Routing threshold: $\tau=p_{97}$ ELBO percentile is empirically optimal for balancing seen-task IoU ( $76.02\%$ ) and OOD accuracy ( $99.42\%$ ).
Visualization: t-SNE projections show $A_t$ produces well-clustered feature manifolds per dataset.

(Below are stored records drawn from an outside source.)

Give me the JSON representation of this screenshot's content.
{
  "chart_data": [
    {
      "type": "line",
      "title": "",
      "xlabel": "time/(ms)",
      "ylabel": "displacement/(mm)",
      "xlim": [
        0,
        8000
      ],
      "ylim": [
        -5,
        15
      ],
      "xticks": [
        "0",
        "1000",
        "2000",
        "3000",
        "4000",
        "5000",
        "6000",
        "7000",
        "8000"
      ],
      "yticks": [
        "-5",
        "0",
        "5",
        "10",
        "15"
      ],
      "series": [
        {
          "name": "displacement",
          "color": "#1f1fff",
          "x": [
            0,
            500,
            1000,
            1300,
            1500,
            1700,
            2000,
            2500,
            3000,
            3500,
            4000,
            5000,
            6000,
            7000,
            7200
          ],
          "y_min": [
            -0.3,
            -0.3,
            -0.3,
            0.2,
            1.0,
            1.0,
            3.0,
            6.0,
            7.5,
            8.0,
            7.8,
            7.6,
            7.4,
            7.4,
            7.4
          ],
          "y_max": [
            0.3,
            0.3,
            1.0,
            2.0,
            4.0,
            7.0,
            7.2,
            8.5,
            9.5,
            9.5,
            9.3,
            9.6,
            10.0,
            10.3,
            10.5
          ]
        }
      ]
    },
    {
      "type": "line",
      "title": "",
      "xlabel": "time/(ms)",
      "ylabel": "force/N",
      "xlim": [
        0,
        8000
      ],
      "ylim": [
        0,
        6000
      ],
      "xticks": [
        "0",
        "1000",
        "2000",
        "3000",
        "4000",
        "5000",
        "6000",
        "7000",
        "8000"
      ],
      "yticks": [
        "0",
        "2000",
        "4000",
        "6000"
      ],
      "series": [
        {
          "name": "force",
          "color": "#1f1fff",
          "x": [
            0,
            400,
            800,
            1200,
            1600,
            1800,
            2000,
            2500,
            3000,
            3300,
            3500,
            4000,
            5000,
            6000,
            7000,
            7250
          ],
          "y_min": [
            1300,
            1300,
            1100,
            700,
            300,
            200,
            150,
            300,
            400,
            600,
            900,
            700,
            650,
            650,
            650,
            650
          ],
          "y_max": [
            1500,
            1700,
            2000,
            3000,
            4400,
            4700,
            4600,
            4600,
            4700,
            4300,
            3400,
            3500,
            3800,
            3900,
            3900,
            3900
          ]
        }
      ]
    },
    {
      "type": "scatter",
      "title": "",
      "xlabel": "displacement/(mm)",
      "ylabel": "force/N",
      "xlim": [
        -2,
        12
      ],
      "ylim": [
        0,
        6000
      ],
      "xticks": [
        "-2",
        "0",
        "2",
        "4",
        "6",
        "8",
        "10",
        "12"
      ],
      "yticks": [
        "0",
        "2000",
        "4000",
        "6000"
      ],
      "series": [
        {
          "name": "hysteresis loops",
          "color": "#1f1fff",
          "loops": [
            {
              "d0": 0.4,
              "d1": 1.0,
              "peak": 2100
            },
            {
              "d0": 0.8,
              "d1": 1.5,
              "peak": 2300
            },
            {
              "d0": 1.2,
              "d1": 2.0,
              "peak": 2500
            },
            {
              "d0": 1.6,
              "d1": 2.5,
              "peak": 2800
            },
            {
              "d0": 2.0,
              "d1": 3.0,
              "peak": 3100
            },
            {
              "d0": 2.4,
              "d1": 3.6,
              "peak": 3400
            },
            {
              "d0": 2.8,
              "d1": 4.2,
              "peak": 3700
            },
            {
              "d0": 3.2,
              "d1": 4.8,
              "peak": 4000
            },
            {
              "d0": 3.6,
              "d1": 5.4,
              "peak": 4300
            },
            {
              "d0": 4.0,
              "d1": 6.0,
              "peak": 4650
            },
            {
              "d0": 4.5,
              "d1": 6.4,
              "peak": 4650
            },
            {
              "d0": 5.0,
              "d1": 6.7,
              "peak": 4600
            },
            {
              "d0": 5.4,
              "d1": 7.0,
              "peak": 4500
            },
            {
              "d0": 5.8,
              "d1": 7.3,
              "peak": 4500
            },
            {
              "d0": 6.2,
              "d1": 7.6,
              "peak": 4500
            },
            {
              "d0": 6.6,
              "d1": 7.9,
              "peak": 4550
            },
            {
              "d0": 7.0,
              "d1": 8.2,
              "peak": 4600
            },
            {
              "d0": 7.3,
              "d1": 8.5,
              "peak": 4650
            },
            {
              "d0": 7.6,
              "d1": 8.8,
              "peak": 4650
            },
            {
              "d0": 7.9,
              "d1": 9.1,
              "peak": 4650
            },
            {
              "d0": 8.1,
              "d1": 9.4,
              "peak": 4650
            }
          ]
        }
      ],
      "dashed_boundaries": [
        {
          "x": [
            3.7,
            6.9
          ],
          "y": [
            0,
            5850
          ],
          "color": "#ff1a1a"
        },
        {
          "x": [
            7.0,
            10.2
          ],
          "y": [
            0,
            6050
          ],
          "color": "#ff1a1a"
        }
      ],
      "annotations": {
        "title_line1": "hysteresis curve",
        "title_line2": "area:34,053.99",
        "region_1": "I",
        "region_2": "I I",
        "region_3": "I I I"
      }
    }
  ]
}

7. Relation to Other SAM Continual Adaptation Methods

CA-SAM’s design is distinguished by minimalistic but highly effective domain alignment and a robust, probabilistic routing mechanism:

Unlike RegCL (Shu et al., 16 Jul 2025), which merges LoRA adapter parameters to contain model size at a potential cost of “washed-out” domain representations, CA-SAM retains explicit per-task alignment layers, ensuring task-optimal adaptation without interference.
Compared to MoDA (Yang et al., 9 Dec 2024) and GFT/GAT-based selector pools, CA-SAM uses a VAE-based attention-pooled feature router, which obviates the need for auxiliary tokens and memory banks and reduces training complexity.
A plausible implication is that, while CA-SAM incurs parameter cost linear in the number of tasks (one $A_t$ per task), its FLOP and memory efficiency per task, and its ability to recover zero-shot behaviour when the distribution is not matched, offers a favorable trade-off for multi-institutional medical segmentation where data privacy precludes joint training.

Taken together, CA-SAM constitutes a distinct approach within the broader landscape of continual SAM adaptation: it achieves superior continual segmentation accuracy, nearly eliminates catastrophic forgetting, and maintains OOD generalization with extremely modest additional computational requirements (Wang et al., 21 Nov 2025).